Descartes pensait que l'homme pouvait, avec le temps et l'attention nécessaire, prendre complètement conscience de soi. Mais ce point de vue a été réfuté par Freud, pour qui l'homme ne peut atteindre qu'une petite partie de sa propre réalité, l'autre partie restant enfermée dans son inconscient. Ainsi, quelque soit son degré de maturité, d'éducation et d'attention à son être intérieur, la conscience de soi ne peut jamais être complète.
Le deuxième niveau de prise de conscience est à la fois subjectif et objectif : c'est la prise de conscience des autres. Prendre conscience des autres, c'est reconnaître leur existence, aller vers eux, échanger avec eux et accepter qu'ils soient différents de soi. C'est aussi au contact des autres qu'on prend encore davantage conscience de soi. Confronté à d'autres types de personnalités, on va prendre conscience de qualités ou défauts en nous, que nous ignorions jusque-là. Ainsi la sociabilisation va enrichir et modifier la conscience de soi.
Le dernier niveau de prise de conscience est lui objectif : c'est la prise de conscience de la réalité extérieure, du monde. On va prendre conscience de ce qui nous entoure en faisant un effort d'attention. Plus on sera attentif au monde extérieur, plus on prendra conscience de choses ou de réalités, qui nous sont plus ou moins étrangères. Mais plus que l'attention, c'est l'éducation et la curiosité intellectuelle qui feront que nous serons plus conscients du monde qui nous entoure.

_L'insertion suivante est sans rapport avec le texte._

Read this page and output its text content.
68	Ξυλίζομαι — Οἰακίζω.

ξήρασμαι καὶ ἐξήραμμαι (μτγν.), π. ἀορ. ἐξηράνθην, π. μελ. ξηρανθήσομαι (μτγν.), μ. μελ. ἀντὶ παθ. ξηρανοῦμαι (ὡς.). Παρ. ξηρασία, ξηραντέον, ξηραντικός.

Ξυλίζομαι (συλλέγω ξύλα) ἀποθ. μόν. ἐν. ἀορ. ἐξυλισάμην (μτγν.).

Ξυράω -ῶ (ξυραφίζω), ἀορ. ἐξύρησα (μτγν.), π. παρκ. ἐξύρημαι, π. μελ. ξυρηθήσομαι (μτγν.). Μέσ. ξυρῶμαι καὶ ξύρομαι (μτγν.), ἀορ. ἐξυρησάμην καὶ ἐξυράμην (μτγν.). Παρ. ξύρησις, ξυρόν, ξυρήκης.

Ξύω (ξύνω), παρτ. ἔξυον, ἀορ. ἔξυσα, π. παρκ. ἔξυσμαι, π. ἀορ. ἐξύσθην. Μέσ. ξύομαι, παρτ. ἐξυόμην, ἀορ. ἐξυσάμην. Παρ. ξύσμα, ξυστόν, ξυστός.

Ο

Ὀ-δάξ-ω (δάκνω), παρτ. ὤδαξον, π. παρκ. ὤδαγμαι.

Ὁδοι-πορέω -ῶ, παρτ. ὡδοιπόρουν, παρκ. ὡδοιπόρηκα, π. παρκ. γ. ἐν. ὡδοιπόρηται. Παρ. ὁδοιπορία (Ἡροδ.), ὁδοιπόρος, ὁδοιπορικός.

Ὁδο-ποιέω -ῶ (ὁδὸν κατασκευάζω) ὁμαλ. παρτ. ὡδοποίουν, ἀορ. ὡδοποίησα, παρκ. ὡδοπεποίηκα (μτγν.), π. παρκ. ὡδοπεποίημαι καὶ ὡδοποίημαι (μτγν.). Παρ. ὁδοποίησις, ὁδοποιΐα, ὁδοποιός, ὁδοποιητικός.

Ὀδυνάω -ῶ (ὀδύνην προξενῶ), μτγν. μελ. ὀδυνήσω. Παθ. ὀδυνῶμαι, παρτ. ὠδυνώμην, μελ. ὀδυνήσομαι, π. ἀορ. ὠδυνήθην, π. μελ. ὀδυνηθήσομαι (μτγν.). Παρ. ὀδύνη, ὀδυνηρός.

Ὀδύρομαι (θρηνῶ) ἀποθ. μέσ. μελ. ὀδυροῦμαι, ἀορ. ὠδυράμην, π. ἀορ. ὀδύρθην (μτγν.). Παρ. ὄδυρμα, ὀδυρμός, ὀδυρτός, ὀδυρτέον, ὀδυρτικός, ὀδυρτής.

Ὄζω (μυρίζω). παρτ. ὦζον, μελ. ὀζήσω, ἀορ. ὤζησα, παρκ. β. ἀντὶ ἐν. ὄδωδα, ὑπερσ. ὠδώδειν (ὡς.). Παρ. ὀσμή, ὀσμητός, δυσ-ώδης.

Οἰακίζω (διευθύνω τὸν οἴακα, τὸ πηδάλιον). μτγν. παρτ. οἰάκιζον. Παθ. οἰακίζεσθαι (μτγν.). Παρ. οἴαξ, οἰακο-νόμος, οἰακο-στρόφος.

Autrefois, c'était essentiellement l'éducation et les livres qui nous faisaient prendre conscience de la réalité, du monde. Aujourd'hui, les moyens de communication modernes, entre autres la télévision et Internet, contribuent grandement à cette prise de conscience. Ils rendent celle-ci plus rapide et plus vaste. Pour prendre l'exemple d'Internet, quelques clics suffisent à nous faire prendre conscience de nombreuses choses, ou événements se produisant dans plusieurs endroits du monde, et en même temps. On a donc besoin de moins d'attention et de temps pour prendre conscience de beaucoup plus de choses.
Mais aujourd'hui, cette vaste prise de conscience du monde extérieur mobilise-t-elle autant notre conscience, ou n'est-t-elle plus qu'une simple prise de connaissance ? En ce qui concerne la réalité extérieure (les hommes et le monde), prendre conscience peut, ou devrait, signifier éveiller sa conscience (psychologique et morale) à cette réalité. Ainsi, par exemple, si je prends conscience que des massacres sont commis dans un coin du monde, je n'ai plus le droit de feindre l'ignorance et rester passif, mon devoir en tant qu'être humain ayant une conscience (morale) est de réagir et de m'y opposer par tous les moyens (moraux) qui me sont donnés : contestation verbale, politique ou économique. Prendre conscience du monde extérieur, c'est être conscient, éveillé et réactif au monde.
En conclusion, prendre conscience c'est être en état d'éveil, d'écoute de soi et du monde. C'est être activement présent à la réalité intérieure et extérieure. Mais, sans vouloir jouer sur les mots, il ne peut pas y avoir de prise de conscience sans conscience (morale).